The Rural Center will move forward with more than $7 million in available assets. As it shifts away from grantmaking, the center will continue its focus on a number of core programs that create economic opportunities throughout rural North Carolina. These efforts will include initiatives designed to assist entrepreneurs and small businesses, increase lending to small businesses and develop rural leaders.
"We have partnered with rural North Carolina communities and people for 27 years," said Patrick Woodie, acting president of the Rural Center. "Now we turn our full attention to building a rural economic development organization that is ready to take on the challenges of the next 27 years."
As part of the settlement, the Rural Center has transferred all grants funded with state appropriations from the center to the N.C. Department of Commerce. The center transferred approximately $98 million to the state, including $72 million previously obligated for grant projects. The Rural Development Division of the state Department of Commerce will manage those grants.

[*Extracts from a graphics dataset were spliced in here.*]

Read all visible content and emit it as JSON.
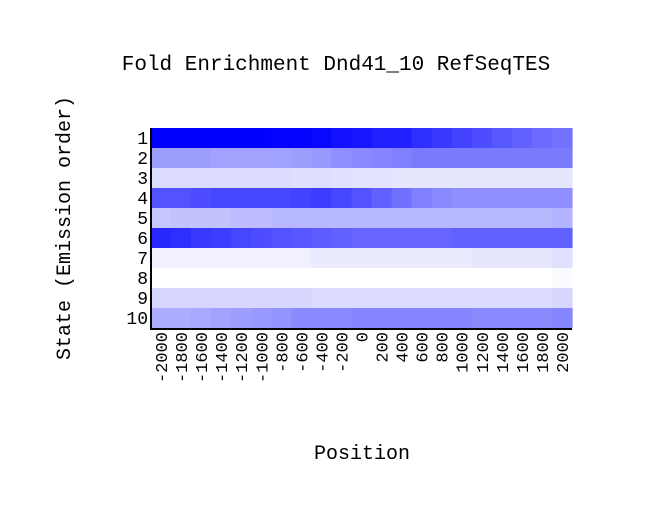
{
  "chart_data": {
    "type": "heatmap",
    "title": "Fold Enrichment Dnd41_10 RefSeqTES",
    "xlabel": "Position",
    "ylabel": "State (Emission order)",
    "x": [
      "-2000",
      "-1800",
      "-1600",
      "-1400",
      "-1200",
      "-1000",
      "-800",
      "-600",
      "-400",
      "-200",
      "0",
      "200",
      "400",
      "600",
      "800",
      "1000",
      "1200",
      "1400",
      "1600",
      "1800",
      "2000"
    ],
    "y": [
      "1",
      "2",
      "3",
      "4",
      "5",
      "6",
      "7",
      "8",
      "9",
      "10"
    ],
    "color_low": "#ffffff",
    "color_high": "#0000ff",
    "values": [
      [
        1.0,
        1.0,
        1.0,
        1.0,
        1.0,
        1.0,
        0.99,
        0.98,
        0.97,
        0.93,
        0.91,
        0.88,
        0.87,
        0.82,
        0.78,
        0.74,
        0.7,
        0.66,
        0.62,
        0.58,
        0.55
      ],
      [
        0.38,
        0.38,
        0.38,
        0.36,
        0.36,
        0.36,
        0.37,
        0.38,
        0.4,
        0.44,
        0.46,
        0.48,
        0.5,
        0.52,
        0.52,
        0.52,
        0.52,
        0.52,
        0.52,
        0.52,
        0.52
      ],
      [
        0.14,
        0.14,
        0.14,
        0.14,
        0.14,
        0.14,
        0.14,
        0.13,
        0.13,
        0.12,
        0.11,
        0.11,
        0.1,
        0.1,
        0.1,
        0.1,
        0.1,
        0.1,
        0.1,
        0.1,
        0.1
      ],
      [
        0.68,
        0.68,
        0.7,
        0.72,
        0.72,
        0.72,
        0.72,
        0.74,
        0.76,
        0.72,
        0.68,
        0.62,
        0.56,
        0.5,
        0.46,
        0.44,
        0.44,
        0.44,
        0.44,
        0.44,
        0.44
      ],
      [
        0.22,
        0.24,
        0.24,
        0.24,
        0.26,
        0.26,
        0.28,
        0.28,
        0.28,
        0.28,
        0.28,
        0.28,
        0.28,
        0.28,
        0.28,
        0.28,
        0.28,
        0.28,
        0.28,
        0.28,
        0.3
      ],
      [
        0.84,
        0.82,
        0.78,
        0.76,
        0.72,
        0.7,
        0.68,
        0.66,
        0.64,
        0.62,
        0.6,
        0.6,
        0.6,
        0.6,
        0.6,
        0.62,
        0.62,
        0.62,
        0.62,
        0.62,
        0.62
      ],
      [
        0.06,
        0.06,
        0.06,
        0.06,
        0.06,
        0.06,
        0.06,
        0.06,
        0.08,
        0.08,
        0.08,
        0.08,
        0.08,
        0.08,
        0.08,
        0.08,
        0.1,
        0.1,
        0.1,
        0.1,
        0.12
      ],
      [
        0.0,
        0.0,
        0.0,
        0.0,
        0.0,
        0.0,
        0.0,
        0.0,
        0.0,
        0.0,
        0.0,
        0.0,
        0.0,
        0.0,
        0.0,
        0.0,
        0.0,
        0.0,
        0.0,
        0.0,
        0.02
      ],
      [
        0.16,
        0.16,
        0.16,
        0.16,
        0.16,
        0.16,
        0.16,
        0.16,
        0.14,
        0.14,
        0.14,
        0.14,
        0.14,
        0.14,
        0.14,
        0.14,
        0.14,
        0.14,
        0.14,
        0.14,
        0.16
      ],
      [
        0.32,
        0.32,
        0.34,
        0.36,
        0.38,
        0.4,
        0.42,
        0.46,
        0.46,
        0.46,
        0.48,
        0.48,
        0.48,
        0.48,
        0.48,
        0.48,
        0.46,
        0.46,
        0.46,
        0.46,
        0.48
      ]
    ]
  }
}
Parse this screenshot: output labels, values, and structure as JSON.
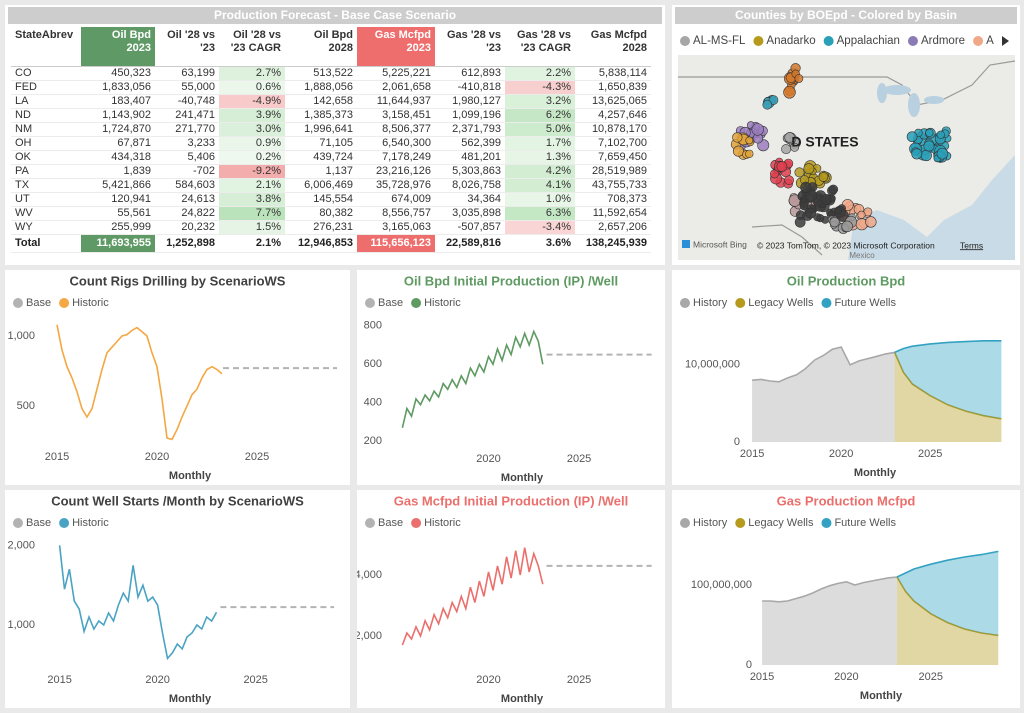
{
  "table": {
    "title": "Production Forecast - Base Case Scenario",
    "columns": [
      [
        "StateAbrev"
      ],
      [
        "Oil Bpd",
        "2023"
      ],
      [
        "Oil '28 vs",
        "'23"
      ],
      [
        "Oil '28 vs",
        "'23 CAGR"
      ],
      [
        "Oil Bpd",
        "2028"
      ],
      [
        "Gas Mcfpd",
        "2023"
      ],
      [
        "Gas '28 vs",
        "'23"
      ],
      [
        "Gas '28 vs",
        "'23 CAGR"
      ],
      [
        "Gas Mcfpd",
        "2028"
      ]
    ],
    "rows": [
      [
        "CO",
        "450,323",
        "63,199",
        "2.7%",
        "513,522",
        "5,225,221",
        "612,893",
        "2.2%",
        "5,838,114"
      ],
      [
        "FED",
        "1,833,056",
        "55,000",
        "0.6%",
        "1,888,056",
        "2,061,658",
        "-410,818",
        "-4.3%",
        "1,650,839"
      ],
      [
        "LA",
        "183,407",
        "-40,748",
        "-4.9%",
        "142,658",
        "11,644,937",
        "1,980,127",
        "3.2%",
        "13,625,065"
      ],
      [
        "ND",
        "1,143,902",
        "241,471",
        "3.9%",
        "1,385,373",
        "3,158,451",
        "1,099,196",
        "6.2%",
        "4,257,646"
      ],
      [
        "NM",
        "1,724,870",
        "271,770",
        "3.0%",
        "1,996,641",
        "8,506,377",
        "2,371,793",
        "5.0%",
        "10,878,170"
      ],
      [
        "OH",
        "67,871",
        "3,233",
        "0.9%",
        "71,105",
        "6,540,300",
        "562,399",
        "1.7%",
        "7,102,700"
      ],
      [
        "OK",
        "434,318",
        "5,406",
        "0.2%",
        "439,724",
        "7,178,249",
        "481,201",
        "1.3%",
        "7,659,450"
      ],
      [
        "PA",
        "1,839",
        "-702",
        "-9.2%",
        "1,137",
        "23,216,126",
        "5,303,863",
        "4.2%",
        "28,519,989"
      ],
      [
        "TX",
        "5,421,866",
        "584,603",
        "2.1%",
        "6,006,469",
        "35,728,976",
        "8,026,758",
        "4.1%",
        "43,755,733"
      ],
      [
        "UT",
        "120,941",
        "24,613",
        "3.8%",
        "145,554",
        "674,009",
        "34,364",
        "1.0%",
        "708,373"
      ],
      [
        "WV",
        "55,561",
        "24,822",
        "7.7%",
        "80,382",
        "8,556,757",
        "3,035,898",
        "6.3%",
        "11,592,654"
      ],
      [
        "WY",
        "255,999",
        "20,232",
        "1.5%",
        "276,231",
        "3,165,063",
        "-507,857",
        "-3.4%",
        "2,657,206"
      ]
    ],
    "total": [
      "Total",
      "11,693,955",
      "1,252,898",
      "2.1%",
      "12,946,853",
      "115,656,123",
      "22,589,816",
      "3.6%",
      "138,245,939"
    ]
  },
  "map": {
    "title": "Counties by BOEpd - Colored by Basin",
    "legend": [
      {
        "name": "AL-MS-FL",
        "color": "#a6a6a6"
      },
      {
        "name": "Anadarko",
        "color": "#b59a1e"
      },
      {
        "name": "Appalachian",
        "color": "#2aa0b8"
      },
      {
        "name": "Ardmore",
        "color": "#8a7bb5"
      },
      {
        "name": "Arkla",
        "color": "#f0a888"
      }
    ],
    "label": "D STATES",
    "region": "Mexico",
    "logo": "Microsoft Bing",
    "attribution": "© 2023 TomTom, © 2023 Microsoft Corporation",
    "terms": "Terms"
  },
  "chart_data": [
    {
      "type": "line",
      "title": "Count Rigs Drilling by ScenarioWS",
      "title_color": "#404040",
      "x_label": "Monthly",
      "xlim": [
        2014.15,
        2029.15
      ],
      "xticks": [
        2015,
        2020,
        2025
      ],
      "ylim": [
        220,
        1100
      ],
      "yticks": [
        500,
        {
          "value": 1000,
          "label": "1,000"
        }
      ],
      "series": [
        {
          "name": "Base",
          "color": "#b3b3b3",
          "dashed": true,
          "x": [
            2023.3,
            2029
          ],
          "values": [
            770,
            770
          ]
        },
        {
          "name": "Historic",
          "color": "#f4a742",
          "x": [
            2015,
            2015.25,
            2015.5,
            2015.75,
            2016,
            2016.25,
            2016.5,
            2016.75,
            2017,
            2017.25,
            2017.5,
            2017.75,
            2018,
            2018.25,
            2018.5,
            2018.75,
            2019,
            2019.25,
            2019.5,
            2019.75,
            2020,
            2020.25,
            2020.5,
            2020.75,
            2021,
            2021.25,
            2021.5,
            2021.75,
            2022,
            2022.25,
            2022.5,
            2022.75,
            2023,
            2023.25
          ],
          "values": [
            1080,
            900,
            780,
            700,
            600,
            480,
            420,
            480,
            620,
            760,
            880,
            920,
            960,
            1000,
            1010,
            1040,
            1060,
            1030,
            1000,
            880,
            780,
            550,
            270,
            260,
            330,
            420,
            500,
            580,
            620,
            700,
            760,
            780,
            760,
            730
          ]
        }
      ]
    },
    {
      "type": "line",
      "title": "Oil Bpd Initial Production (IP) /Well",
      "title_color": "#5e9a62",
      "x_label": "Monthly",
      "xlim": [
        2014.4,
        2029.3
      ],
      "xticks": [
        2020,
        2025
      ],
      "ylim": [
        170,
        830
      ],
      "yticks": [
        200,
        400,
        600,
        800
      ],
      "series": [
        {
          "name": "Base",
          "color": "#b3b3b3",
          "dashed": true,
          "x": [
            2023.2,
            2029
          ],
          "values": [
            650,
            650
          ]
        },
        {
          "name": "Historic",
          "color": "#5e9a62",
          "x": [
            2015.25,
            2015.5,
            2015.75,
            2016,
            2016.25,
            2016.5,
            2016.75,
            2017,
            2017.25,
            2017.5,
            2017.75,
            2018,
            2018.25,
            2018.5,
            2018.75,
            2019,
            2019.25,
            2019.5,
            2019.75,
            2020,
            2020.25,
            2020.5,
            2020.75,
            2021,
            2021.25,
            2021.5,
            2021.75,
            2022,
            2022.25,
            2022.5,
            2022.75,
            2023
          ],
          "values": [
            270,
            370,
            330,
            420,
            390,
            440,
            410,
            460,
            430,
            500,
            470,
            520,
            480,
            540,
            500,
            580,
            540,
            600,
            560,
            640,
            600,
            680,
            620,
            700,
            650,
            740,
            690,
            760,
            700,
            770,
            720,
            600
          ]
        }
      ]
    },
    {
      "type": "area",
      "title": "Oil Production Bpd",
      "title_color": "#5e9a62",
      "x_label": "Monthly",
      "xlim": [
        2014.6,
        2029.2
      ],
      "xticks": [
        2015,
        2020,
        2025
      ],
      "ylim": [
        0,
        14500000
      ],
      "yticks": [
        0,
        {
          "value": 10000000,
          "label": "10,000,000"
        }
      ],
      "series": [
        {
          "name": "History",
          "color": "#a8a8a8",
          "x": [
            2015,
            2015.5,
            2016,
            2016.5,
            2017,
            2017.5,
            2018,
            2018.5,
            2019,
            2019.5,
            2020,
            2020.5,
            2021,
            2021.5,
            2022,
            2022.5,
            2023
          ],
          "values": [
            8000000,
            8100000,
            7900000,
            7800000,
            8300000,
            8700000,
            9500000,
            10600000,
            11200000,
            12000000,
            12300000,
            10000000,
            10500000,
            10800000,
            11100000,
            11400000,
            11600000
          ]
        },
        {
          "name": "Legacy Wells",
          "color": "#b59a1e",
          "stack": "forecast",
          "x": [
            2023,
            2023.5,
            2024,
            2025,
            2026,
            2027,
            2028,
            2029
          ],
          "values": [
            11600000,
            9000000,
            7500000,
            6000000,
            4800000,
            4000000,
            3400000,
            3000000
          ]
        },
        {
          "name": "Future Wells",
          "color": "#33a2c2",
          "stack": "forecast",
          "x": [
            2023,
            2023.5,
            2024,
            2025,
            2026,
            2027,
            2028,
            2029
          ],
          "values": [
            0,
            3100000,
            4900000,
            6700000,
            8100000,
            9000000,
            9700000,
            10100000
          ]
        }
      ]
    },
    {
      "type": "line",
      "title": "Count Well Starts /Month by ScenarioWS",
      "title_color": "#404040",
      "x_label": "Monthly",
      "xlim": [
        2014.0,
        2029.3
      ],
      "xticks": [
        2015,
        2020,
        2025
      ],
      "ylim": [
        460,
        2130
      ],
      "yticks": [
        {
          "value": 1000,
          "label": "1,000"
        },
        {
          "value": 2000,
          "label": "2,000"
        }
      ],
      "series": [
        {
          "name": "Base",
          "color": "#b3b3b3",
          "dashed": true,
          "x": [
            2023.2,
            2029
          ],
          "values": [
            1225,
            1225
          ]
        },
        {
          "name": "Historic",
          "color": "#4aa3c4",
          "x": [
            2015,
            2015.25,
            2015.5,
            2015.75,
            2016,
            2016.25,
            2016.5,
            2016.75,
            2017,
            2017.25,
            2017.5,
            2017.75,
            2018,
            2018.25,
            2018.5,
            2018.75,
            2019,
            2019.25,
            2019.5,
            2019.75,
            2020,
            2020.25,
            2020.5,
            2020.75,
            2021,
            2021.25,
            2021.5,
            2021.75,
            2022,
            2022.25,
            2022.5,
            2022.75,
            2023
          ],
          "values": [
            2000,
            1450,
            1700,
            1300,
            1200,
            920,
            1100,
            950,
            1050,
            1000,
            1150,
            1050,
            1250,
            1400,
            1300,
            1750,
            1350,
            1500,
            1300,
            1350,
            1250,
            900,
            580,
            650,
            760,
            700,
            850,
            900,
            1000,
            950,
            1100,
            1050,
            1160
          ]
        }
      ]
    },
    {
      "type": "line",
      "title": "Gas Mcfpd Initial Production (IP) /Well",
      "title_color": "#eb6f6c",
      "x_label": "Monthly",
      "xlim": [
        2014.4,
        2029.3
      ],
      "xticks": [
        2020,
        2025
      ],
      "ylim": [
        950,
        5150
      ],
      "yticks": [
        {
          "value": 2000,
          "label": "2,000"
        },
        {
          "value": 4000,
          "label": "4,000"
        }
      ],
      "series": [
        {
          "name": "Base",
          "color": "#b3b3b3",
          "dashed": true,
          "x": [
            2023.2,
            2029
          ],
          "values": [
            4300,
            4300
          ]
        },
        {
          "name": "Historic",
          "color": "#eb6f6c",
          "x": [
            2015.25,
            2015.5,
            2015.75,
            2016,
            2016.25,
            2016.5,
            2016.75,
            2017,
            2017.25,
            2017.5,
            2017.75,
            2018,
            2018.25,
            2018.5,
            2018.75,
            2019,
            2019.25,
            2019.5,
            2019.75,
            2020,
            2020.25,
            2020.5,
            2020.75,
            2021,
            2021.25,
            2021.5,
            2021.75,
            2022,
            2022.25,
            2022.5,
            2022.75,
            2023
          ],
          "values": [
            1700,
            2100,
            1900,
            2300,
            2000,
            2500,
            2200,
            2700,
            2400,
            2900,
            2600,
            3100,
            2800,
            3300,
            2900,
            3600,
            3100,
            3800,
            3300,
            4100,
            3500,
            4300,
            3700,
            4600,
            3900,
            4800,
            4000,
            4900,
            4100,
            4700,
            4300,
            3700
          ]
        }
      ]
    },
    {
      "type": "area",
      "title": "Gas Production Mcfpd",
      "title_color": "#eb6f6c",
      "x_label": "Monthly",
      "xlim": [
        2014.7,
        2029.4
      ],
      "xticks": [
        2015,
        2020,
        2025
      ],
      "ylim": [
        0,
        150000000
      ],
      "yticks": [
        0,
        {
          "value": 100000000,
          "label": "100,000,000"
        }
      ],
      "series": [
        {
          "name": "History",
          "color": "#a8a8a8",
          "x": [
            2015,
            2015.5,
            2016,
            2016.5,
            2017,
            2017.5,
            2018,
            2018.5,
            2019,
            2019.5,
            2020,
            2020.5,
            2021,
            2021.5,
            2022,
            2022.5,
            2023
          ],
          "values": [
            80000000,
            80000000,
            79000000,
            80000000,
            83000000,
            86000000,
            90000000,
            95000000,
            99000000,
            102000000,
            104000000,
            100000000,
            103000000,
            105000000,
            107000000,
            109000000,
            110000000
          ]
        },
        {
          "name": "Legacy Wells",
          "color": "#b59a1e",
          "stack": "forecast",
          "x": [
            2023,
            2023.5,
            2024,
            2025,
            2026,
            2027,
            2028,
            2029
          ],
          "values": [
            110000000,
            92000000,
            80000000,
            64000000,
            53000000,
            45000000,
            40000000,
            37000000
          ]
        },
        {
          "name": "Future Wells",
          "color": "#33a2c2",
          "stack": "forecast",
          "x": [
            2023,
            2023.5,
            2024,
            2025,
            2026,
            2027,
            2028,
            2029
          ],
          "values": [
            0,
            23000000,
            40000000,
            62000000,
            78000000,
            90000000,
            98000000,
            105000000
          ]
        }
      ]
    }
  ]
}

"Commerce Secretary Sharon Decker and her staff fostered a collegial and cooperative atmosphere throughout the negotiations and we can't thank them enough," Woodie said. "We appreciate that the best interests of rural North Carolina were always at the center of our discussions."
The Rural Center that emerged from the negotiations is a focused, nimble, and responsive organization, and one that will continue to advocate for a stronger rural North Carolina, just as it has since its founding.
Over the next six months, the Rural Center Board of Directors, working with center leadership, will evaluate the center's structure, programs and governance. Opportunities will be made available for those interested in contributing to this dialogue, as the center enters its next phase of serving rural North Carolina.
There is plenty of work to be done. Since 2009, rural North Carolina has suffered a 1.7 percent decline in employment, while job growth in the state's metro areas reached 5.3 percent.
Today, more than 1.7 million rural residents — nearly two of every five — live in poverty or teeter on the edge.
"The Rural Center is dedicated to making sure that rural North Carolina is not left behind," Woodie said. "Our mission remains as large an undertaking as it has ever been."